Ideally, it would be beneficial to screen the infant's mother in the antenatal period for discrepancies in various biomarkers or immune modulators so as to be able to predict and prepare for the problem in the infant. Some have inspected the same biomarkers in the mother that they have inspected in the infants. A U.S. study assayed maternal levels of IL-6, CRP and matrix metalloproteinase-9 between 24 and 32 weeks gestation in order to determine if elevations in these biomarkers could predict preterm labor or neonatal morbidity. Elevations in these markers above the 90th percentile were associated with preterm birth at gestational ages <32 weeks. There was no correlation however, between these levels and the development of NEC.[101]

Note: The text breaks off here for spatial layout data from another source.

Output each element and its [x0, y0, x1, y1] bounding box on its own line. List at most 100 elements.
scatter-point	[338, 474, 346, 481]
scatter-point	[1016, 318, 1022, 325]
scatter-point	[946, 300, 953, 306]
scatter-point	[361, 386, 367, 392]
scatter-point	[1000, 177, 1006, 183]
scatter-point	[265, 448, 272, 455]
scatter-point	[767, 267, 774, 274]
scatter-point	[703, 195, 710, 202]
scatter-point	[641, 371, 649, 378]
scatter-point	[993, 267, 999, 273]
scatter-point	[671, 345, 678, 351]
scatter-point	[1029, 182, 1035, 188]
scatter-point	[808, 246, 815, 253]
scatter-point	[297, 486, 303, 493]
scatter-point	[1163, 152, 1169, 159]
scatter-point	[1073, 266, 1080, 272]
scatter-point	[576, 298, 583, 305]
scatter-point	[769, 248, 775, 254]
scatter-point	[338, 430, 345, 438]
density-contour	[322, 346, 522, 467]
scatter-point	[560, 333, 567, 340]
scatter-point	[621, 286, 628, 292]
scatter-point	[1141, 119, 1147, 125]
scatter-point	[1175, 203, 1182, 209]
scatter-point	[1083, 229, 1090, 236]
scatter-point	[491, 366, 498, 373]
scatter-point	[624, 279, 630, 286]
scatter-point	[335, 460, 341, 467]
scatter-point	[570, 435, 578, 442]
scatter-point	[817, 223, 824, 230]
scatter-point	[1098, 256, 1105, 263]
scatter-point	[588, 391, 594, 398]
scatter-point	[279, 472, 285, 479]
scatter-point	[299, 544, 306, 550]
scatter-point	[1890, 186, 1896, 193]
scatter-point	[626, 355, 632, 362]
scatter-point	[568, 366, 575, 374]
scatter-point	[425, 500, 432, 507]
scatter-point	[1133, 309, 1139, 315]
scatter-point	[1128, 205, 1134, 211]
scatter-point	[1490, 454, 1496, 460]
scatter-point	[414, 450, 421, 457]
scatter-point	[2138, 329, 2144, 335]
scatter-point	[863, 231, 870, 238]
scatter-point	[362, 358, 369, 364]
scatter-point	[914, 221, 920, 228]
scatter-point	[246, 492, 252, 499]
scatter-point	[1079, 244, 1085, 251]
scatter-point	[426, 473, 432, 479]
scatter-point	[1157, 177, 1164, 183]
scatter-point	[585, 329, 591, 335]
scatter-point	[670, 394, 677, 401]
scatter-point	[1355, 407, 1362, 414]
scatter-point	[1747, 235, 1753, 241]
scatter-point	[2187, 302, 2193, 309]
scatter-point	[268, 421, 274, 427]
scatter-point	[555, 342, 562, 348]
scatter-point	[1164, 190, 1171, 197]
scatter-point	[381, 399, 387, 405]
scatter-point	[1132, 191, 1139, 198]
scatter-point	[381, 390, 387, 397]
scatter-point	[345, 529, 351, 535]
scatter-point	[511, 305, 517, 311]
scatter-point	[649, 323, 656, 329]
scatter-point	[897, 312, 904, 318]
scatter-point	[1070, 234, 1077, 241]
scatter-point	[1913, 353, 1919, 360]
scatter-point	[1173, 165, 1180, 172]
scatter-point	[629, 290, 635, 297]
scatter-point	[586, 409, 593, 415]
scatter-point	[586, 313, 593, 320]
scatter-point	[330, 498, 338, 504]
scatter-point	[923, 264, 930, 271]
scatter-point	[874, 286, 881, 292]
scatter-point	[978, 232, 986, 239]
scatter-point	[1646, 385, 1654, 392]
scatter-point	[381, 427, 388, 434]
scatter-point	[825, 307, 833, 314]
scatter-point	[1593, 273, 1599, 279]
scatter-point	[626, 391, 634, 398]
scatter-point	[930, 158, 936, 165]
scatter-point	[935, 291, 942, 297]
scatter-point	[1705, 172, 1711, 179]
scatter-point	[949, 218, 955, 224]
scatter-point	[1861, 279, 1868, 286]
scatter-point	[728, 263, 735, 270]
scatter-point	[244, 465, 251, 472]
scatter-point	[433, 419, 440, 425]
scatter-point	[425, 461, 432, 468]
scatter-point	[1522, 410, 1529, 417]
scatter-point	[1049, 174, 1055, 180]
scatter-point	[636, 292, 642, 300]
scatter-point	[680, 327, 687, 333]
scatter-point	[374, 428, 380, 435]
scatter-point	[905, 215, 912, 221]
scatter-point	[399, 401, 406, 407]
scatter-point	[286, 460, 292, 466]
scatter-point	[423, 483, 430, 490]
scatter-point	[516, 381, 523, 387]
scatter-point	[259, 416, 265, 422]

A very recent study published in Gut combined clinical parameters with analysis of several urinary biomarkers, namely a family of fibrinogen peptides and found that the combination of parameters and biomarkers into an “ensemble algorithm” greatly increased the clinician's ability to predict the severity of NEC. Authors noted that prior to utilizing the ensemble that 40% of patients were not able to be accurately predicted. With the combination of parameters, all patients with surgical NEC were able to be appropriately categorized. This study utilized a small cohort from a larger population of individuals with NEC and certainly needs to be verified on a larger scale.[102]

Based on the available literature, there are clearly a number of serum, fecal and physiologic biomarkers exist that may be able to assist in readily identifying infants with NEC. Identifying the appropriate cut-off values between normal, septic and NEC infants will be paramount in identifying appropriate screening assays for NEC. In addition, identifying a panel of biomarkers will likely increase the sensitivity above any single test and may allow for a timelier implementation of novel therapies.

CONCLUSION

Surgically treated NEC can be very devastating. Surviving infants require attentive healthcare and often need invasive catheters for parenteral nutrition. Our current ability to medically treat NEC is limited. There are currently new therapies in development,[103104105106107] which have the potential to limit the extent of disease if administered before its deleterious effects. A scoring system to predict surgical NEC and mortality needs to be established in order to achieve this goal. To that end, a reliable and validated scoring algorithm composed of many of the neonatal and maternal risk factors mentioned within, as well as predictable radiographic and biologic markers, may facilitate earlier diagnosis and treatment patterns for NEC.